Medicare Part D is the one and only way that Medicare helps pay for these medications.  It is in the form of a policy that you buy from an insurance company.

The government gives the insurance company a monthly payment, of roughly $120.  You pay a premium to the insurance company on top of that.

The premiums vary from around $30 to $100 per month, depending on how much coverage you want to buy.  Higher premiums mean less or no annual deductible, and smaller co-pays.

Let’s talk about deductibles.   Most all health insurance policies have an Annual Deductible.  Let’s say, for example, your Annual Deductible is $500.

That means, starting Jan. 1, you have to pay all of your health care bills yourself, until you have paid out $500.  Then the insurance kicks in, and starts paying on your medical bills after that.

The insurance continues to work that way through the end of the year.  Then, next January 1, you have a new Annual Deductible to deal with.

Enter the Donut Hole

The Part D Donut Hole is a new invention, which never existed before in insurance.   It is sort of like a SECOND deductible, which occurs partway through the year.

Part D coverage works in three stages:

First Stage:  Starting January 1 of each year, you have an Annual Deductible to meet, just like any other health insurance policy (unless you pay a huge premium, for a policy without this deductible).

Second Stage is the dreaded Donut Hole:  If your total prescription drug expense for the reaches $3,750, then the Donut Hole kicks in:  Your insurance coverage stops paying anything, period.

The $3,750 number is the total of what you have paid out, plus what the insurance company has paid.
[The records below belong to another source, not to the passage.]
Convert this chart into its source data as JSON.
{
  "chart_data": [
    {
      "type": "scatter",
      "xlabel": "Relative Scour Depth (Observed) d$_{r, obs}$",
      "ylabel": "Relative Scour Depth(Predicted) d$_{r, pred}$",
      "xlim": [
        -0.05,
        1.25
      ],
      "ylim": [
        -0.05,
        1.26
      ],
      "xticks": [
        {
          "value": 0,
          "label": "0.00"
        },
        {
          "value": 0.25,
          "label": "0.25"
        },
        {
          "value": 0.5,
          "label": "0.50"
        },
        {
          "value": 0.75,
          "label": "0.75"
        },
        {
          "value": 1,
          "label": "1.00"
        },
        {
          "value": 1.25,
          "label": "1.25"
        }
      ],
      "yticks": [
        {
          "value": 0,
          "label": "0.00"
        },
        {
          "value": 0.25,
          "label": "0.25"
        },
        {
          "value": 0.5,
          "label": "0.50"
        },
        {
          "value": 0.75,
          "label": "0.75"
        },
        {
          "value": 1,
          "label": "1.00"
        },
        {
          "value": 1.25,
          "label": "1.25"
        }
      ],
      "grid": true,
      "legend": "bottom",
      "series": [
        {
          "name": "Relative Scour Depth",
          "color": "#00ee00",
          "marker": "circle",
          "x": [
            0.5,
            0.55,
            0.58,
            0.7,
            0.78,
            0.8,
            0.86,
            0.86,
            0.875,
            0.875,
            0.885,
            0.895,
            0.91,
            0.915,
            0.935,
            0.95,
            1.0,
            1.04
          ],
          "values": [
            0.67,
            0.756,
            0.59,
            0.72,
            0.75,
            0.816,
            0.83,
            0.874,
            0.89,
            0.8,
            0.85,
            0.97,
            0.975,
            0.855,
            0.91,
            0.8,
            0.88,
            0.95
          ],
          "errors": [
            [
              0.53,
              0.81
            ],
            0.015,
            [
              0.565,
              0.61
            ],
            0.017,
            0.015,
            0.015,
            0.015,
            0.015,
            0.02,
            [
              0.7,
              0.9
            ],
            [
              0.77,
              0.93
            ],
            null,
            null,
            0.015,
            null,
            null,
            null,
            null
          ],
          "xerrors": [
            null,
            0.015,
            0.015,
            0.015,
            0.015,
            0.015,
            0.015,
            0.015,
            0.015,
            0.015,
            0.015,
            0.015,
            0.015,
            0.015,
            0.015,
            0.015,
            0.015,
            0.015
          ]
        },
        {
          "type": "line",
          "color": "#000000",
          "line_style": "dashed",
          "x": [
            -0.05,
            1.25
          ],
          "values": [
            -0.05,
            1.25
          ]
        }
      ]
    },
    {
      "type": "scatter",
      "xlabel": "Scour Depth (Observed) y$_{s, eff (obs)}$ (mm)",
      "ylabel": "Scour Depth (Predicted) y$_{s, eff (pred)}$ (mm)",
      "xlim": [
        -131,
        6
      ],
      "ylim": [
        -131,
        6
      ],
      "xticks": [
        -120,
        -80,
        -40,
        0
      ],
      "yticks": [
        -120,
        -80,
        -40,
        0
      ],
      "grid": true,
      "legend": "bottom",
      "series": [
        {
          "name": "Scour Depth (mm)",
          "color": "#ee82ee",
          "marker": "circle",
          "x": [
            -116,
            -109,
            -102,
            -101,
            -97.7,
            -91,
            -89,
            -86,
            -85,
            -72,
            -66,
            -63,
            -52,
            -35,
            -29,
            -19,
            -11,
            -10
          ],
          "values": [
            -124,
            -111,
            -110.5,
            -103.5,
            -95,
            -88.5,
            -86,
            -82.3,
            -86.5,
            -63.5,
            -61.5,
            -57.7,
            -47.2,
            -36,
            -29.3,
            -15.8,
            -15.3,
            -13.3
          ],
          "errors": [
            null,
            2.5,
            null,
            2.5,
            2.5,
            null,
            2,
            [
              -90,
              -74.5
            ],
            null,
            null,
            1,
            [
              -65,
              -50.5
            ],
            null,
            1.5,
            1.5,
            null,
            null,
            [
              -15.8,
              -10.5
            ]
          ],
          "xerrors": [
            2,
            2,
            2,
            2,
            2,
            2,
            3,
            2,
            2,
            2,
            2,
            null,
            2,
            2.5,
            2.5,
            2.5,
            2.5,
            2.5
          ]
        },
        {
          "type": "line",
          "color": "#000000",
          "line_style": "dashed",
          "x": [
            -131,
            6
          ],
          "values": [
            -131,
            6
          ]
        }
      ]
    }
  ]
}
If your total drug expense stays below $3,750, then good news – you never fall into the Donut Hole.

If you do fall in the Donut Hole, your consolation prize is that the prescriptions you now buy out of  your pocketbook will have reduced prices:  65% off for brand name drugs, and 56% off for generics.

Third Stage: If you have a very large amount of drugs, which means more than $5,000 total expense through the year, then good news:  The coverage kicks in again — a second time — and keeps covering you through Dec. 31.   Then of course, on Jan. 1 it’s to time to face a new Annual Deductible.

Who falls in the Donut Hole?

As drug prices continue to rise very steeply, more and more people are falling into the Donut Hole, and many are falling into it earlier in the year than before.

Most people who do fall in, stay in it for the rest of the year.  In other words, their total expense doesn’t hit $5,000, and so the third stage –  of coverage resuming – never happens to them.

What can I do about the Donut Hole?

A very important thing to do is to look at the monthly reports that your Part D drug insurance company sends you.  The reports tell you the TOTAL expense for your drugs so far in the year (including what the policy paid).

It also tells you how many dollars away you are from falling into the Donut Hole.

If you are getting close, one thing you can do is to talk to your doctor(s) to see if they can switch any of your medications to less expensive drugs which serve the same purpose.

Why was the crazy Donut Hole invented in the first place?

It was created as part of Medicare Part D, in 2003.  The reason for its invention goes like this:

Congress was willing to spend money on this new benefit for drug expenses, but only a certain amount of money.

Congress also refused to let Medicare negotiate with the drug companies for lower prices, which would have saved a huge amount of expense.

And, Congress knew that the portion to be paid by Medicare recipients – that is, the monthly premiums to insurance companies – could not be too high, or else not as many people would buy it.

So, something had to give, in order to make the dollar amount work out to the amount that Congress was willing to spend.

That’s when some genius came up with the idea of the Donut Hole.  In essence, it makes people who have above-average drug expense pay a lot more out of pocket, while everyone else can enjoy affordable premiums.

That means:  If you don’t need many drugs, you’re treated better.  If you do need more drugs – or more expensive ones – tough luck, you have to shell out quite a lot more.